Semarang — Fakultas Perikanan dan Ilmu Kelautan (FPIK) Universitas Diponegoro (Undip) menyelenggarakan kegiatan World Class University (WCU) bertema “Strategi Penguatan Jejaring Alumni Global dalam Mendukung Transformasi menuju World Class University” pada Selasa, 28 April 2026. Kegiatan yang berlangsung di Auditorium FPIK Undip ini dilaksanakan secara luring dan dihadiri oleh sivitas akademika, alumni, serta perwakilan pemangku kepentingan.

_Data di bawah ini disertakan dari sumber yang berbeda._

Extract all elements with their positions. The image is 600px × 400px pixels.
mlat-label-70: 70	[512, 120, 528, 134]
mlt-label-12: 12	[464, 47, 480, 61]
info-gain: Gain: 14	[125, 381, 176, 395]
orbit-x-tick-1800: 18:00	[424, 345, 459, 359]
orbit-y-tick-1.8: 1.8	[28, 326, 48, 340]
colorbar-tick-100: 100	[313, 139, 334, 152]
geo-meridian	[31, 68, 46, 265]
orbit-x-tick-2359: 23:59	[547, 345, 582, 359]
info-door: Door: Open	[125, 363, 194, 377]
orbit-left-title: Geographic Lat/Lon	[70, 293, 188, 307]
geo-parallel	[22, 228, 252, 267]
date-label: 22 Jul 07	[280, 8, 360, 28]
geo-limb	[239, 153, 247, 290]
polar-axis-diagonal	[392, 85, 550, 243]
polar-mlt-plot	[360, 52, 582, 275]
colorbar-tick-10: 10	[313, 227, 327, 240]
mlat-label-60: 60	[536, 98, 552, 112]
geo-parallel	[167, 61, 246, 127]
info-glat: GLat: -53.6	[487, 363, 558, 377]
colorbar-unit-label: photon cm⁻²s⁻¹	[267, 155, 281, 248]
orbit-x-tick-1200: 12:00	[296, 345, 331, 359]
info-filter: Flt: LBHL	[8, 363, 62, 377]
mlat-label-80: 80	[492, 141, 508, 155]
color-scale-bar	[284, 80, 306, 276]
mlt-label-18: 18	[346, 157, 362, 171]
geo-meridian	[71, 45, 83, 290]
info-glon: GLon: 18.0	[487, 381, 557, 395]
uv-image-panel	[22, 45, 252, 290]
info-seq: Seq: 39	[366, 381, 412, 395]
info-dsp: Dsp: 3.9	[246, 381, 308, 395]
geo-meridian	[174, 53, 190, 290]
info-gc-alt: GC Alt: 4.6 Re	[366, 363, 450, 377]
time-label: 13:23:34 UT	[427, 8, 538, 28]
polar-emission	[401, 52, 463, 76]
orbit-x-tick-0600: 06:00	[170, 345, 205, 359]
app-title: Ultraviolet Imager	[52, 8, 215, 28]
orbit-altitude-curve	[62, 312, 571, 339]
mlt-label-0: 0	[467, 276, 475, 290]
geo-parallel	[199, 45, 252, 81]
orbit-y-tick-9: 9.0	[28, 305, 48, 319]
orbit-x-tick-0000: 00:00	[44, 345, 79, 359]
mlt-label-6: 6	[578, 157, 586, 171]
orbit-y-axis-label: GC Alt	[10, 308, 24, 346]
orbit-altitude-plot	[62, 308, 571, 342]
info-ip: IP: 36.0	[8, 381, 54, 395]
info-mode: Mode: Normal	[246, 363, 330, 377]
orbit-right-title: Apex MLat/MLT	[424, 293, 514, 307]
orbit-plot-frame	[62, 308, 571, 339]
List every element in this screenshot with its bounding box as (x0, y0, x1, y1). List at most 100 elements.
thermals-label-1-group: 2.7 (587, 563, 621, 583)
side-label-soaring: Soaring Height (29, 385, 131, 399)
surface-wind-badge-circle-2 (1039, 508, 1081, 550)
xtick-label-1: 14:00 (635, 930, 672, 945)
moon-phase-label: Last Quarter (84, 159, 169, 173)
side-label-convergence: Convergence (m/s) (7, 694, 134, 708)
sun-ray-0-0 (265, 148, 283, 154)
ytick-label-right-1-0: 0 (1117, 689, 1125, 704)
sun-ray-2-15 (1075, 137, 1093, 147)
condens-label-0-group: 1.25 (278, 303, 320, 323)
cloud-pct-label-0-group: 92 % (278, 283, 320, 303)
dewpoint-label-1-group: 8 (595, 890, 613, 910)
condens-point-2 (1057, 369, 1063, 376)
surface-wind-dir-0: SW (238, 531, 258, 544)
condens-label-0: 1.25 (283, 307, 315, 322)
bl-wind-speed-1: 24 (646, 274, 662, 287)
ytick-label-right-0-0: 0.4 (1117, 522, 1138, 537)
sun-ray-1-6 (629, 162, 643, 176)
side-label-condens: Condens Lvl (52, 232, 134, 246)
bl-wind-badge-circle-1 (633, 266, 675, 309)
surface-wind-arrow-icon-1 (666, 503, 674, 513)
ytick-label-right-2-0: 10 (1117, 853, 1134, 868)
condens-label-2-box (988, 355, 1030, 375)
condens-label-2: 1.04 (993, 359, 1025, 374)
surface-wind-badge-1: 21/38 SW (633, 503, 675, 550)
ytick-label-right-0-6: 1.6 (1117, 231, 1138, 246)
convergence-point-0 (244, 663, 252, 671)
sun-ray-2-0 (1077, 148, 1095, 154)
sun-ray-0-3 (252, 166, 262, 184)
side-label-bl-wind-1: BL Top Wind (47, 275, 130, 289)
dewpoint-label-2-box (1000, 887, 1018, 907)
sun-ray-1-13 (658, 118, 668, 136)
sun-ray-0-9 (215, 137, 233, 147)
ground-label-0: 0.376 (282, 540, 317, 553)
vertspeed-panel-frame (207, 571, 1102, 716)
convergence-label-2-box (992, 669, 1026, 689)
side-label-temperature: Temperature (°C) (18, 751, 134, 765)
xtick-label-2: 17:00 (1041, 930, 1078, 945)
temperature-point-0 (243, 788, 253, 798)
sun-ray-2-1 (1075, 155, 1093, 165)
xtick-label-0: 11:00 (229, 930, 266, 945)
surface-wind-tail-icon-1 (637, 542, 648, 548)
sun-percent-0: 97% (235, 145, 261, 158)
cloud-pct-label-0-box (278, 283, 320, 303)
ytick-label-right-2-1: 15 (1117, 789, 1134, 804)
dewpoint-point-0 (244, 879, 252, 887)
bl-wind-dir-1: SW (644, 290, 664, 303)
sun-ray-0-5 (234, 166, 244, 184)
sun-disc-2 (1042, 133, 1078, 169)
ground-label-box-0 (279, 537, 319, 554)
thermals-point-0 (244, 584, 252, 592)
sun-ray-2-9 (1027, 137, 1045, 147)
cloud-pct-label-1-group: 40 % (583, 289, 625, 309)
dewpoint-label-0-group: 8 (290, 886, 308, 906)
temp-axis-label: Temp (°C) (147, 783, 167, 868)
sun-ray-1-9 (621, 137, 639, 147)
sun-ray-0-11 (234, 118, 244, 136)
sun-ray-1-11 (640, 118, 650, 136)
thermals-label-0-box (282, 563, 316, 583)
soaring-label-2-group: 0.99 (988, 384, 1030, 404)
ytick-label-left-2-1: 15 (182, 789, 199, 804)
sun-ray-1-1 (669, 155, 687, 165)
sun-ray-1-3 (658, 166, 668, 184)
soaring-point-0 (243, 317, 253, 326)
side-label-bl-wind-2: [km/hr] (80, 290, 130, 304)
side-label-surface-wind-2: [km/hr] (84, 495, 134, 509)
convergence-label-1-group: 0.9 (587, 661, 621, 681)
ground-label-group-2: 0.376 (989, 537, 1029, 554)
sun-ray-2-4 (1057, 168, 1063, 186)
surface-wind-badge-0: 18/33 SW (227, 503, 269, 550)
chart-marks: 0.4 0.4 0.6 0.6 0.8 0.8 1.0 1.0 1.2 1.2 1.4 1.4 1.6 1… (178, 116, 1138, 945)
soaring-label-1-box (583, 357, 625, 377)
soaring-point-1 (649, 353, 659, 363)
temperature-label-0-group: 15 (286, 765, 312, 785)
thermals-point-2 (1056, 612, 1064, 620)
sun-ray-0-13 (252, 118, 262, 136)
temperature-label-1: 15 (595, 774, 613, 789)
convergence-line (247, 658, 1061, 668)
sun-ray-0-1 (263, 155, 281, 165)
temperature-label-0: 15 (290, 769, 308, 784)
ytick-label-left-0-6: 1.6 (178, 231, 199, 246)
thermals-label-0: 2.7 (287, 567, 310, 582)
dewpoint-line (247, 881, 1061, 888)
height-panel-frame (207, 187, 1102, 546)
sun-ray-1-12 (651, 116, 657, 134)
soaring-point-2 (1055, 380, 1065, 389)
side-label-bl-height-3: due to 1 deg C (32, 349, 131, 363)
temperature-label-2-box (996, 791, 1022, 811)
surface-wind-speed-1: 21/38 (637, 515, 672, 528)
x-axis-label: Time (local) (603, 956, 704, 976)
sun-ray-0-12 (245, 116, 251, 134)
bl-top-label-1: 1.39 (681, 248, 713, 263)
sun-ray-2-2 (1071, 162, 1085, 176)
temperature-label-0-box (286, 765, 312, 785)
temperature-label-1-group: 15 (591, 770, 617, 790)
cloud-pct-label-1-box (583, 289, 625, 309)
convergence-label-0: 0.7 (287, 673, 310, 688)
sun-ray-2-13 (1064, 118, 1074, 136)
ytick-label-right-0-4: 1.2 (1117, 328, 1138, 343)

Acara diawali dengan registrasi peserta dan pembukaan resmi oleh panitia. Dalam sambutan pembuka, perwakilan fakultas menegaskan pentingnya peran strategis alumni sebagai mitra dalam mendukung visi Undip menjadi perguruan tinggi berkelas dunia. Alumni dinilai memiliki posisi kunci dalam menjembatani kolaborasi global, baik di sektor akademik, industri, maupun pemerintahan.

Sesi utama menghadirkan narasumber dari kalangan alumni yang saat ini menjabat sebagai Kepala Badan Karantina Indonesia (Barantin), Abdul Kadir Karding, S.Pi., M.Si. (Alumni FPIK Undip Angkatan 1992) dan Dr. Ir. Woro Nur Endang, M.P., Sekretaris Badan Pengendalian Mutu Hasil Kelautan dan Perikanan (BPPMHKP) KKP. Kehadiran para alumni ini memberikan perspektif nyata mengenai kontribusi lulusan FPIK Undip dalam berbagai sektor strategis di tingkat nasional.

Dalam pemaparannya, narasumber menekankan pentingnya penguatan jejaring alumni global melalui kolaborasi lintas sektor, peningkatan kapasitas sumber daya manusia, serta penguatan sistem penjaminan mutu. Strategi tersebut dinilai menjadi fondasi penting dalam mendukung transformasi institusi menuju standar internasional yang kompetitif dan berkelanjutan.

Diskusi juga menyoroti kontribusi alumni dalam mendukung program pemerintah, khususnya program Makan Bergizi Gratis (MBG). Peran alumni di bidang karantina, pengawasan mutu, serta pengelolaan sumber daya kelautan dinilai sangat penting dalam menjamin kualitas dan keamanan pangan, sekaligus mendukung ketahanan pangan nasional.

Kegiatan dilanjutkan dengan sesi diskusi interaktif dan tanya jawab yang berlangsung dinamis. Antusiasme peserta terlihat dari aktifnya pertukaran gagasan terkait peluang kolaborasi global serta kontribusi alumni dalam pembangunan nasional. Berbagai ide strategis yang muncul diharapkan dapat menjadi dasar pengembangan program berkelanjutan di masa mendatang.

Acara ditutup dengan rangkuman hasil diskusi serta harapan agar kegiatan ini menjadi langkah awal dalam memperkuat jejaring alumni yang solid, adaptif, dan berdaya saing global. Melalui sinergi yang kuat antara institusi dan alumni, FPIK Undip optimistis dapat memberikan dampak nyata bagi kemajuan perguruan tinggi serta kontribusi bagi masyarakat luas.